Kortom, in een jaar zijn de kosten flink omhoog gegaan en de kosten omlaag. De publiek benodigde bijdrage is bijna verviervoudigd van 1 naar 3.6 miljoen en de CO2 besparing is juist fors lager geworden.

Daarnaast is er voldoende reden om te twijfelen of de opbrengsten in het project nu wel haalbaar zijn. Zie daarvoor de volgende punten.

  1. De hoogte van de gemeentelijke bijdrage voor de onrendabele top is sterk afhankelijk van de gerealiseerde opbrengsten van het systeem.

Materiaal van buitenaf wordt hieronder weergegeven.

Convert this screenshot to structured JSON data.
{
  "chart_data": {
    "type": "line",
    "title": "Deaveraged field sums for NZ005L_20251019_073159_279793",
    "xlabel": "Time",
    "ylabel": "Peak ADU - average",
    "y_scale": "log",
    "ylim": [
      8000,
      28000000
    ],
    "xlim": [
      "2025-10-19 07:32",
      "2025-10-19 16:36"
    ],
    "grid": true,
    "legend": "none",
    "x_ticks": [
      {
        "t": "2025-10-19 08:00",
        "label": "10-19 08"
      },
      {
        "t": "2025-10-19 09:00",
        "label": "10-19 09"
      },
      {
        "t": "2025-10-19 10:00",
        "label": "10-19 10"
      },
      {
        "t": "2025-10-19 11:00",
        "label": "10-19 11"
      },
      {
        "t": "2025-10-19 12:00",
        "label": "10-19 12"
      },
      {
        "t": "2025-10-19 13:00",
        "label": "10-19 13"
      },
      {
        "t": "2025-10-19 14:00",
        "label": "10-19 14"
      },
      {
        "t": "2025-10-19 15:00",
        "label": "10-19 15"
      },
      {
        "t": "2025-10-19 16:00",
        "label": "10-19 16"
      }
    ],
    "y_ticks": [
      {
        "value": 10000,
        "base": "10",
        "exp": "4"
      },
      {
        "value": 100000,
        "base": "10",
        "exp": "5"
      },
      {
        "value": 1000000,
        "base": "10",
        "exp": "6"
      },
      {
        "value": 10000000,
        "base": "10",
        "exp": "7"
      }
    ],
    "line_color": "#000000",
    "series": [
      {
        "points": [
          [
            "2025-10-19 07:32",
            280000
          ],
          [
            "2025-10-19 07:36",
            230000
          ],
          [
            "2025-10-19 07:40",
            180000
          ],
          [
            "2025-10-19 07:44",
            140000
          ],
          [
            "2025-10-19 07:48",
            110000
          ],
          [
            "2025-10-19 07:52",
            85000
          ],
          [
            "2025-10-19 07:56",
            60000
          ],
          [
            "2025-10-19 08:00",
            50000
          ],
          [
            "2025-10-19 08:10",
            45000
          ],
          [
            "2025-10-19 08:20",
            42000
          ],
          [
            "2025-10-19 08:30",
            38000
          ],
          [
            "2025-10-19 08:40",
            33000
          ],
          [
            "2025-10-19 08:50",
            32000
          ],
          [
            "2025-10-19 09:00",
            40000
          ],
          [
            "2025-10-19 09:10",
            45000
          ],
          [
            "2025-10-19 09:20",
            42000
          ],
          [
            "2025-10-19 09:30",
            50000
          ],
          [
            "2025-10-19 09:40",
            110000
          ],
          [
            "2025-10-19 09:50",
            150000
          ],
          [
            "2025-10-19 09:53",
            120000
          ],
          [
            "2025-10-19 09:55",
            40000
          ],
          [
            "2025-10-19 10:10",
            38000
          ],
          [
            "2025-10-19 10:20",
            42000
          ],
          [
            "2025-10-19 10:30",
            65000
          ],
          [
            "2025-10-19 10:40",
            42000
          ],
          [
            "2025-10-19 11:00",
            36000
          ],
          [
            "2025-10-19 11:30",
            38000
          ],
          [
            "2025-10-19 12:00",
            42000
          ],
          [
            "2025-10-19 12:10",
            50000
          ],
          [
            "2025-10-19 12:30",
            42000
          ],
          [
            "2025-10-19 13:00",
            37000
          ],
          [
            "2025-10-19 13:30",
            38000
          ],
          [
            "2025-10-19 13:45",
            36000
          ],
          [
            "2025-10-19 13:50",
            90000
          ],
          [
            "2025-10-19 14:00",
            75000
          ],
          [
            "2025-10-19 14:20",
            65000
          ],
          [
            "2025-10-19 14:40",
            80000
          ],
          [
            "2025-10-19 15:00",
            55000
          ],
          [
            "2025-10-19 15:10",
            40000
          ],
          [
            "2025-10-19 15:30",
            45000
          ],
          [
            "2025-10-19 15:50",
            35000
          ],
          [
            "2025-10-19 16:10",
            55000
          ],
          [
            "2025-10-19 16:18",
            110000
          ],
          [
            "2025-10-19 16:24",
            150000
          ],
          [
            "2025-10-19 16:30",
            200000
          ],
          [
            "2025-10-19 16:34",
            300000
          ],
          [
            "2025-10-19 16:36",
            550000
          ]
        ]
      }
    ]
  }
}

Als de geprognosticeerde opbrengst afneemt, neemt daarmee het rendabele deel van de kosten af en daarmee de onrendabele top toe. Omdat het college verwacht, dat een groot deel van de kosten uit de opbrengsten gedekt kunnen worden, is de hoogte van de onrendabele top erg gevoelig voor tegenvallende opbrengsten. Zie het gesimplificeerde voorbeeld hieronder om dit effect toe te lichten.

Het college rekent met een onrendabele top van 2.6 miljoen op een totale investering van 14 miljoen. De onrendabele top is daarmee 18.5%. Als echter de warmteopbrengst 23% lager is (zie ook opmerking 2), verdubbelt de onrendabele top naar 5.2 miljoen euro.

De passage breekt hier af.